On Fri, Mar 08, 2002 at 01:08:18PM -0800, Patricia Gaughen wrote:
>
> Hi,
>
> I'm currently working on a discontigmem patch for IBM NUMAQ (an ia32
> NUMA box) and want to reuse the standard i386 code as much as
> possible. To achieve this, I've modularized setup_arch() and
> mem_init(). This modularization is what the patch that I've included
> in this email contains.

As a sidenote (sort of related topic) :
An idea being kicked around a little right now is x86 subarch
support for 2.5. With so many of the niche x86 spin-offs appearing
lately, all fighting for their own piece of various files in
arch/i386/kernel/, it may be time to do the same as the ARM folks did,
and have..

arch/i386/generic/
arch/i386/numaq/
arch/i386/visws
arch/i386/voyager/
etc..

I've been meaning to find some time to move the necessary bits around,
and jiggle configs to see how it would work out, but with a pending
house move, I haven't got around to it yet.. Maybe next week.

The downsides to this:
- Code duplication.
Some routines will likely be very similar if not identical.
- Bug propagation.
If something is fixed in one subarch, theres a high possibility
it needs fixing in other subarchs

The plus sides of this:
- Removal of #ifdef noise
With more and more of these subarchs appearing, this is getting
more of an issue.
- subarchs are free to do things 'their way' without affecting the
common case.

--
| Dave Jones. http://www.codemonkey.org.uk
| SuSE Labs

2002-03-08 21:43:08

by Greg KH

[permalink] [raw]
Subject: Re: [RFC] modularization of i386 setup_arch and mem_init in 2.4.18

On Fri, Mar 08, 2002 at 10:33:30PM +0100, Dave Jones wrote:
> As a sidenote (sort of related topic) :
> An idea being kicked around a little right now is x86 subarch
> support for 2.5. With so many of the niche x86 spin-offs appearing
> lately, all fighting for their own piece of various files in
> arch/i386/kernel/, it may be time to do the same as the ARM folks did,
> and have..
>
> arch/i386/generic/
> arch/i386/numaq/
> arch/i386/visws
> arch/i386/voyager/
> etc..

YES!!!
I've been working on the Foster patches and keep thinking that this
would be the best solution to our current #ifdef hell.

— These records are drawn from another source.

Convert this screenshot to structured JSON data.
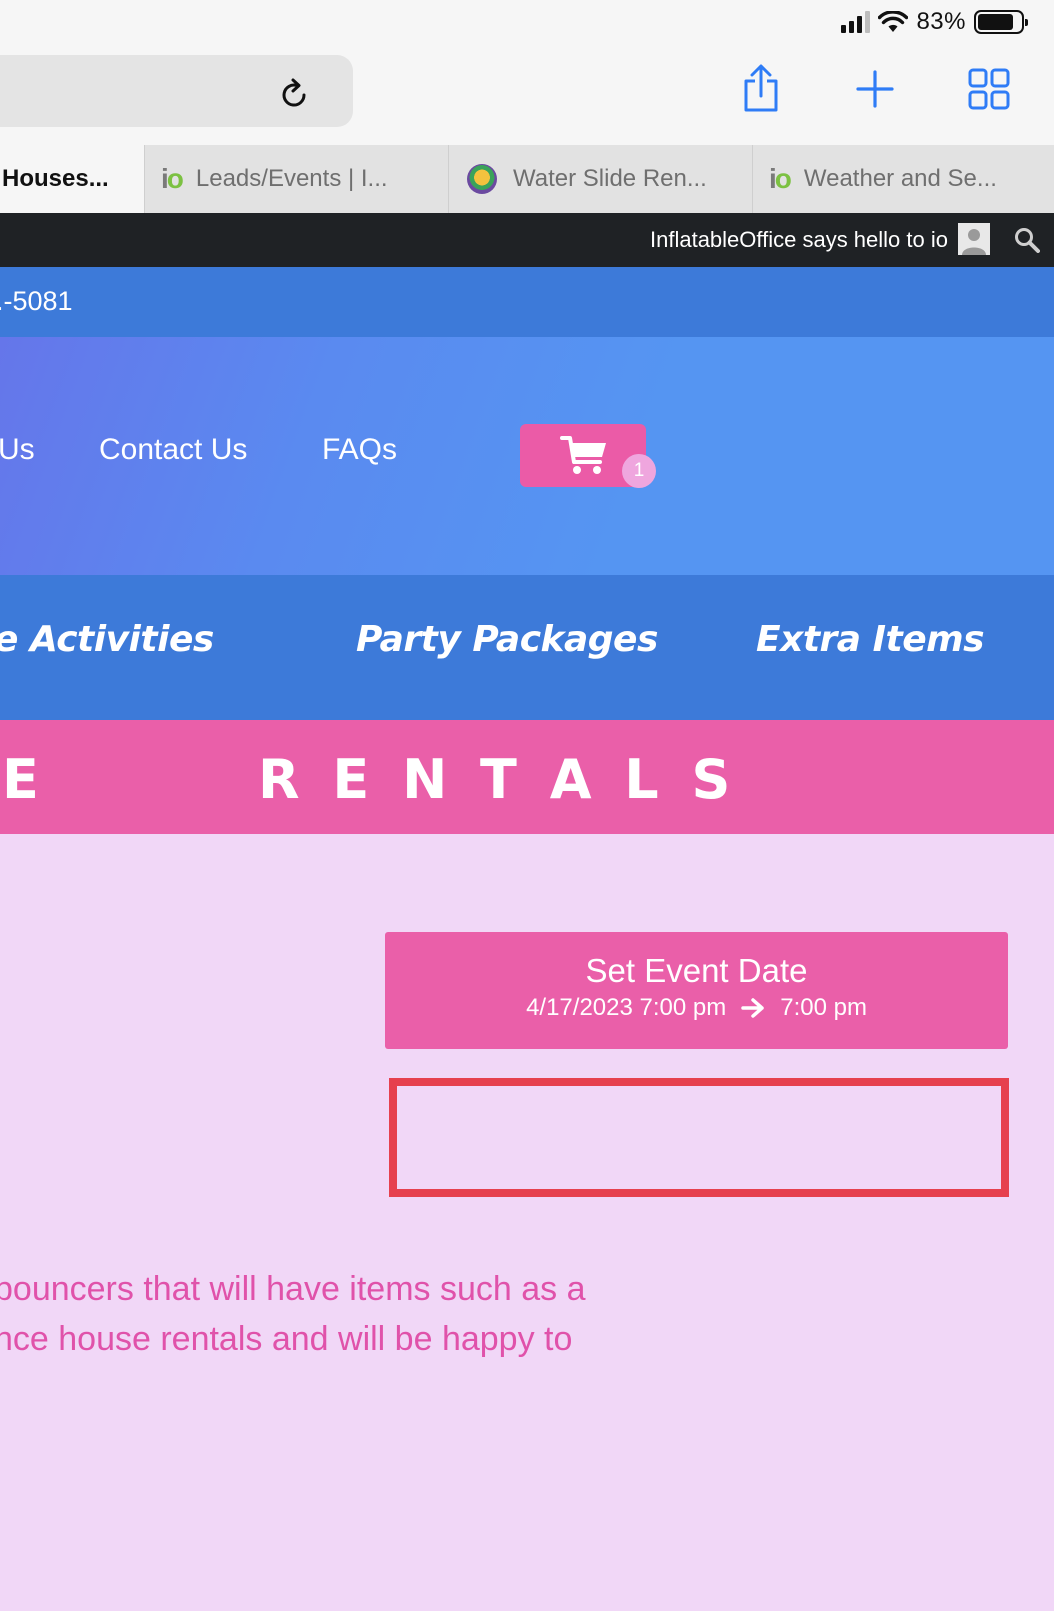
{
  "status_bar": {
    "battery_percent": "83%",
    "battery_level": 0.83
  },
  "tabs": [
    {
      "label": "Houses..."
    },
    {
      "label": "Leads/Events | I...",
      "icon": "io-logo-icon"
    },
    {
      "label": "Water Slide Ren...",
      "icon": "site-favicon-icon"
    },
    {
      "label": "Weather and Se...",
      "icon": "io-logo-icon"
    }
  ],
  "io_logo": {
    "i": "i",
    "o": "o"
  },
  "admin_bar": {
    "greeting": "InflatableOffice says hello to io"
  },
  "header": {
    "phone": ".-5081",
    "nav": [
      "Us",
      "Contact Us",
      "FAQs"
    ],
    "cart_count": "1"
  },
  "categories": [
    "e Activities",
    "Party Packages",
    "Extra Items"
  ],
  "banner": {
    "left": "E",
    "right": "R E N T A L S"
  },
  "event": {
    "title": "Set Event Date",
    "start": "4/17/2023 7:00 pm",
    "end": "7:00 pm"
  },
  "body_text": [
    "bouncers that will have items such as a",
    "nce house rentals and will be happy to"
  ],
  "colors": {
    "pink": "#ea5fa9",
    "blue": "#3d7ad9",
    "lavender": "#f1d7f7",
    "red_outline": "#e6404e"
  }
}
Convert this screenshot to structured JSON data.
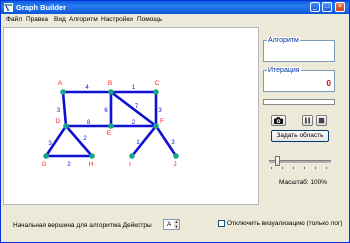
{
  "window": {
    "title": "Graph Builder"
  },
  "titlebar": {
    "minimize": "_",
    "maximize": "□",
    "close": "×"
  },
  "menu": [
    "Файл",
    "Правка",
    "Вид",
    "Алгоритм",
    "Настройки",
    "Помощь"
  ],
  "graph": {
    "nodes": [
      "A",
      "B",
      "C",
      "D",
      "E",
      "F",
      "G",
      "H",
      "I",
      "J"
    ],
    "edges": [
      {
        "from": "A",
        "to": "B",
        "weight": "4"
      },
      {
        "from": "B",
        "to": "C",
        "weight": "1"
      },
      {
        "from": "A",
        "to": "D",
        "weight": "3"
      },
      {
        "from": "B",
        "to": "E",
        "weight": "6"
      },
      {
        "from": "B",
        "to": "F",
        "weight": "7"
      },
      {
        "from": "C",
        "to": "F",
        "weight": "3"
      },
      {
        "from": "D",
        "to": "E",
        "weight": "8"
      },
      {
        "from": "E",
        "to": "F",
        "weight": "2"
      },
      {
        "from": "D",
        "to": "G",
        "weight": "3"
      },
      {
        "from": "D",
        "to": "H",
        "weight": "2"
      },
      {
        "from": "G",
        "to": "H",
        "weight": "2"
      },
      {
        "from": "F",
        "to": "I",
        "weight": "1"
      },
      {
        "from": "F",
        "to": "J",
        "weight": "3"
      }
    ],
    "node_label_color": "#ff2020",
    "edge_color": "#1010d0",
    "node_color": "#16a58a"
  },
  "panel": {
    "algorithm_label": "Алгоритм",
    "iteration_label": "Итерация",
    "iteration_value": "0",
    "progress": 0,
    "set_area_button": "Задать область",
    "scale_label": "Масштаб: 100%",
    "scale_percent": 100
  },
  "bottom": {
    "start_vertex_label": "Начальная вершина для алгоритма Дейкстры",
    "start_vertex_value": "A",
    "disable_viz_label": "Отключить визуализацию (только лог)",
    "disable_viz_checked": false
  },
  "icons": {
    "app": "graph-app-icon",
    "camera": "camera-icon",
    "pause": "pause-icon",
    "stop": "stop-icon"
  }
}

> I've been meaning to find some time to move the necessary bits around,
> and jiggle configs to see how it would work out, but with a pending
> house move, I haven't got around to it yet.. Maybe next week.
>
> The downsides to this:
> - Code duplication.
> Some routines will likely be very similar if not identical.
> - Bug propagation.
> If something is fixed in one subarch, theres a high possibility
> it needs fixing in other subarchs

Make sure that every subarch has a maintainer/someone to blame who needs
to make sure their subarch also keeps up to date with the "generic" one
would help out a lot with this problem.

> The plus sides of this:
> - Removal of #ifdef noise
> With more and more of these subarchs appearing, this is getting
> more of an issue.
> - subarchs are free to do things 'their way' without affecting the
> common case.

I think Martin's recent CONFIG_MULTIQUAD patches prove that the plus
side would outweigh any possible downside :)

thanks,

greg k-h

2002-03-08 21:59:29

by Martin J. Bligh

[permalink] [raw]
Subject: Re: [Lse-tech] Re: [RFC] modularization of i386 setup_arch and mem_init in 2.4.18

> As a sidenote (sort of related topic) :
> An idea being kicked around a little right now is x86 subarch
> support for 2.5. With so many of the niche x86 spin-offs appearing
> lately, all fighting for their own piece of various files in
> arch/i386/kernel/, it may be time to do the same as the ARM folks did,
> and have..
>
> arch/i386/generic/
> arch/i386/numaq/
> arch/i386/visws
> arch/i386/voyager/
> etc..
>
> I've been meaning to find some time to move the necessary bits around,
> and jiggle configs to see how it would work out, but with a pending
> house move, I haven't got around to it yet.. Maybe next week.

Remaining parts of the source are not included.